I sat on the white chair, staring at the blank wall in front of me. Images of Dan crying and in pain flashed through my mind, causing me to let out a choked sob every so often. I wish I could've stopped this.

I remembered when we first moved in together. Dan had commented how my hotel looked like the one from the film "The Shining", and I had hugged him during pinof. pinof..

I shot up from my seat, slamming the door open. I stopped, seeing Dan's bedroom. I was in the hospital just a second ago.. I thought, seeing Dan's black and grey checkered bedsheets, the butt chair, everything you'd expect to be in his room. I then heard a loud gasp from the kitchen and rushed over, seeing something unbelievable.

Dan and Myself were standing there. I looked sad, Dan looked shocked. "Your eyes.." He mumbled, I nodded. "They're brown."

It was that moment everything clicked. The dream, different coloured eyes, it made sense. Before I could think any more, my vision went white.

I sat straight up, in Dan's bed. "I'm right back where I started." I mumbled, hearing my own voice yell, just like yesterday. "PHIL WHAT THE FUCK IS HAPPENING!?" He screamed, I looked at my hands. I can stop this.

~^~^~

"Let's go out then!" Dan smiled, heading to the door as PJ skipped happily behind him. I walked normally behind them, rubbing my tired eyes.

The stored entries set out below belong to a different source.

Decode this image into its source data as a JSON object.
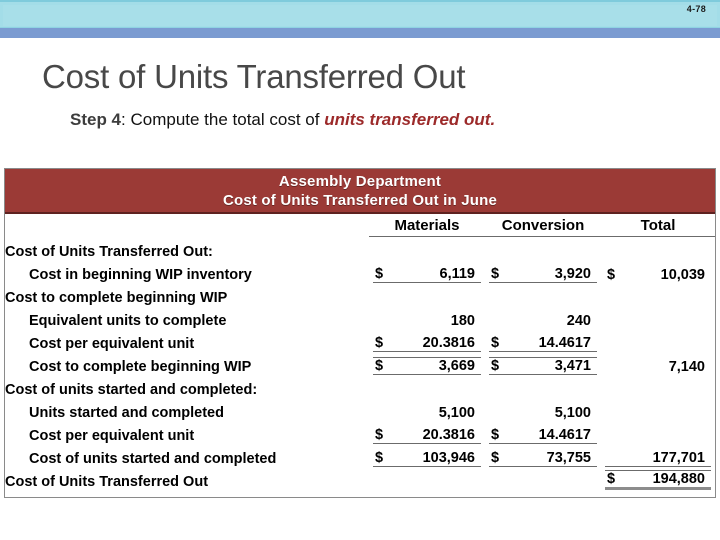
{
  "slide": {
    "number": "4-78",
    "title": "Cost of Units Transferred Out",
    "subtitle": {
      "lead": "Step 4",
      "middle": ": Compute the total cost of ",
      "emphasis": "units transferred out."
    }
  },
  "colors": {
    "banner_red": "#9B3A36",
    "band_cyan": "#A3DDE8",
    "band_blue": "#7B9BD1",
    "emphasis_red": "#9C2A2A",
    "title_gray": "#484848"
  },
  "exhibit": {
    "banner_line1": "Assembly Department",
    "banner_line2": "Cost of Units Transferred Out in June",
    "columns": [
      "Materials",
      "Conversion",
      "Total"
    ],
    "rows": [
      {
        "type": "section",
        "label": "Cost of Units Transferred Out:",
        "materials": "",
        "conversion": "",
        "total": ""
      },
      {
        "type": "data",
        "indent": true,
        "label": "Cost in beginning WIP inventory",
        "materials_cur": "$",
        "materials": "6,119",
        "conversion_cur": "$",
        "conversion": "3,920",
        "total_cur": "$",
        "total": "10,039",
        "rule": "under-mat-conv"
      },
      {
        "type": "section",
        "label": "Cost to complete beginning WIP",
        "materials": "",
        "conversion": "",
        "total": ""
      },
      {
        "type": "data",
        "indent": true,
        "label": "Equivalent units to complete",
        "materials_cur": "",
        "materials": "180",
        "conversion_cur": "",
        "conversion": "240",
        "total_cur": "",
        "total": ""
      },
      {
        "type": "data",
        "indent": true,
        "label": "Cost per equivalent unit",
        "materials_cur": "$",
        "materials": "20.3816",
        "conversion_cur": "$",
        "conversion": "14.4617",
        "total_cur": "",
        "total": "",
        "rule": "under-mat-conv"
      },
      {
        "type": "data",
        "indent": true,
        "label": "Cost to complete beginning WIP",
        "materials_cur": "$",
        "materials": "3,669",
        "conversion_cur": "$",
        "conversion": "3,471",
        "total_cur": "",
        "total": "7,140",
        "rule": "under-mat-conv"
      },
      {
        "type": "section",
        "label": "Cost of units started and completed:",
        "materials": "",
        "conversion": "",
        "total": ""
      },
      {
        "type": "data",
        "indent": true,
        "label": "Units started and completed",
        "materials_cur": "",
        "materials": "5,100",
        "conversion_cur": "",
        "conversion": "5,100",
        "total_cur": "",
        "total": ""
      },
      {
        "type": "data",
        "indent": true,
        "label": "Cost per equivalent unit",
        "materials_cur": "$",
        "materials": "20.3816",
        "conversion_cur": "$",
        "conversion": "14.4617",
        "total_cur": "",
        "total": "",
        "rule": "under-mat-conv"
      },
      {
        "type": "data",
        "indent": true,
        "label": "Cost of units started and completed",
        "materials_cur": "$",
        "materials": "103,946",
        "conversion_cur": "$",
        "conversion": "73,755",
        "total_cur": "",
        "total": "177,701",
        "rule": "under-mat-conv-total"
      },
      {
        "type": "total",
        "label": "Cost of Units Transferred Out",
        "materials_cur": "",
        "materials": "",
        "conversion_cur": "",
        "conversion": "",
        "total_cur": "$",
        "total": "194,880",
        "rule": "grand-total"
      }
    ]
  }
}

I then saw PJ in front of me. "You look tired Phil." He remarked, before placing a hand on my shoulder. MY shoulder. I looked back at Dan, Who never looked happier. He ran to me and gave me the biggest hug I've ever had. "I love you." I smiled happily, we hugged tighter.

"Well let's keep going!" He squeaked rather happily, skipping ahead of PJ and I. Suddenly, I felt it. Everything was in slow motion again. No, no not this time. I thought, seeing Dan turn back to smile at me once again. I smiled back, seeing the car from before collide with him. Time returned to normal as I ran toward him, tears flowing. This can't be happening, he can't!

I cried loudly as I desperately gave him CPR, feeling for a pulse that wasn't coming. No matter the timeline I go to, it's not going to change. Dan Howell is going to die, and there's  nothing I can do to prevent it.

(reading this over with the sad music actually brought tears to my eyes. damn, this chapter is deep.)